Escarpement de solitudes aux floraisons émancipées, ils avaient tressé des couronnes à pendre aux rampes et fenêtres.
En plein rayonnement d’étoiles,
sous la grêle et les feux de l’orage,
des jardinets perdus
diffusent leurs senteurs,
familiarité oubliée :
paskalia, le lilas simple,
roquette amère, balsamine des onguents
et basilic des pots à huile.
Aucun souffle, ni de joie, ni de peur n’anime plus le soir. Tôles tremblantes d’abris anciens, chuchotements des feuilles, cris des bêtes, bruits, appels se concertant, affranchis désormais de toute voix humaine.
Silence, absence de voix que l’on aurait aimé encore entendre se rappelant du charme et de l’envoûtement des eaux en chahutant près des fontaines.
Le pire des silences est celui de l’absence
Nulle jupe lourde et chamarrée,
nulle promesse de soupe ou de pain,
aucun juron ni cri d’enfant,
des friches et des ronciers dans les enclos,
des pierres sans mortier sur les terrasses
et des tessons noircis. Vigne sauvage,
chemins d’âne indocile
perdus dans la moutarde en fleur.
Ce lieu est d’attente et d’attente
Et l’on se surprend à nommer. Nommer – orgueil et spécificité humaine - nommer et renommer : couteau, chaleur, désert, luciole, vieillesse… et jusqu’à l’innommé. Nommer et qualifier : couteau - à viande, chaleur - du cœur, luciole - éphémère, vieillesse – irrémédiable, village – abandonné…
Il y a eu des processions sur des lits de pétales
et des rondes féroces sur des musiques mâles.
Les plombs grenailles
des jours de fêtes s’amassent aux creux des seuils
fichés dans les rondins entassés pour le feu,
livrés à la vrillette, aux vers et aux termites.
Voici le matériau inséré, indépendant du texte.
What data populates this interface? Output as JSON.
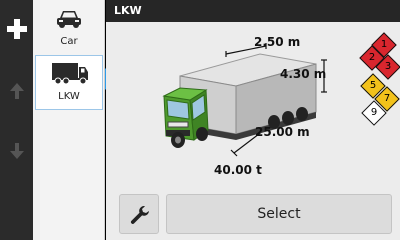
{
  "header": {
    "title": "LKW"
  },
  "vehicles": [
    {
      "label": "Car",
      "icon": "car-icon",
      "selected": false
    },
    {
      "label": "LKW",
      "icon": "truck-icon",
      "selected": true
    }
  ],
  "dimensions": {
    "width": "2.50 m",
    "height": "4.30 m",
    "length": "25.00 m",
    "weight": "40.00  t"
  },
  "hazard_classes": [
    {
      "label": "1",
      "color": "#d9262e"
    },
    {
      "label": "2",
      "color": "#d9262e"
    },
    {
      "label": "3",
      "color": "#d9262e"
    },
    {
      "label": "5",
      "color": "#f2c21b"
    },
    {
      "label": "7",
      "color": "#f2c21b"
    },
    {
      "label": "9",
      "color": "#ffffff"
    }
  ],
  "actions": {
    "select_label": "Select",
    "settings_icon": "wrench-icon"
  },
  "colors": {
    "accent": "#2d9be8",
    "header_bg": "#262626",
    "truck_cab": "#5fb33a"
  }
}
Des chèvres endormies sortent des porches,
des figuiers sombres embrassent
les façades à l’équilibre ancien.
Où sont ceux des fenêtres à bavardages,
ceux des projets et ceux des rêves ?
Un volet fol au vent se ferme seul. N’est il pas annonceur de visite ?
Les filles sont parties
avides d’autres savoirs
laissant leurs frères désemparés.
Restés seuls, les vieillards n’ont plus rien attendu,
que de loin, quelque ultime message
de ceux qui leur sont chers.
Espoir pour un retour ?
Nouvelle d’un sang neuf ?
qui… peut-être ?…
Les chats et les grillons
ont trouvé leurs refuges bien ailleurs.
La folie même a déserté. Ces lieux sont d’attente et d’attente.
À l’ombre des cyprès des tombes
des cendres agglutinées aux herbes mortes
font un tapis de doux humus
aux nouvelles racines.
Vastes panoramas nourris aux sels du large.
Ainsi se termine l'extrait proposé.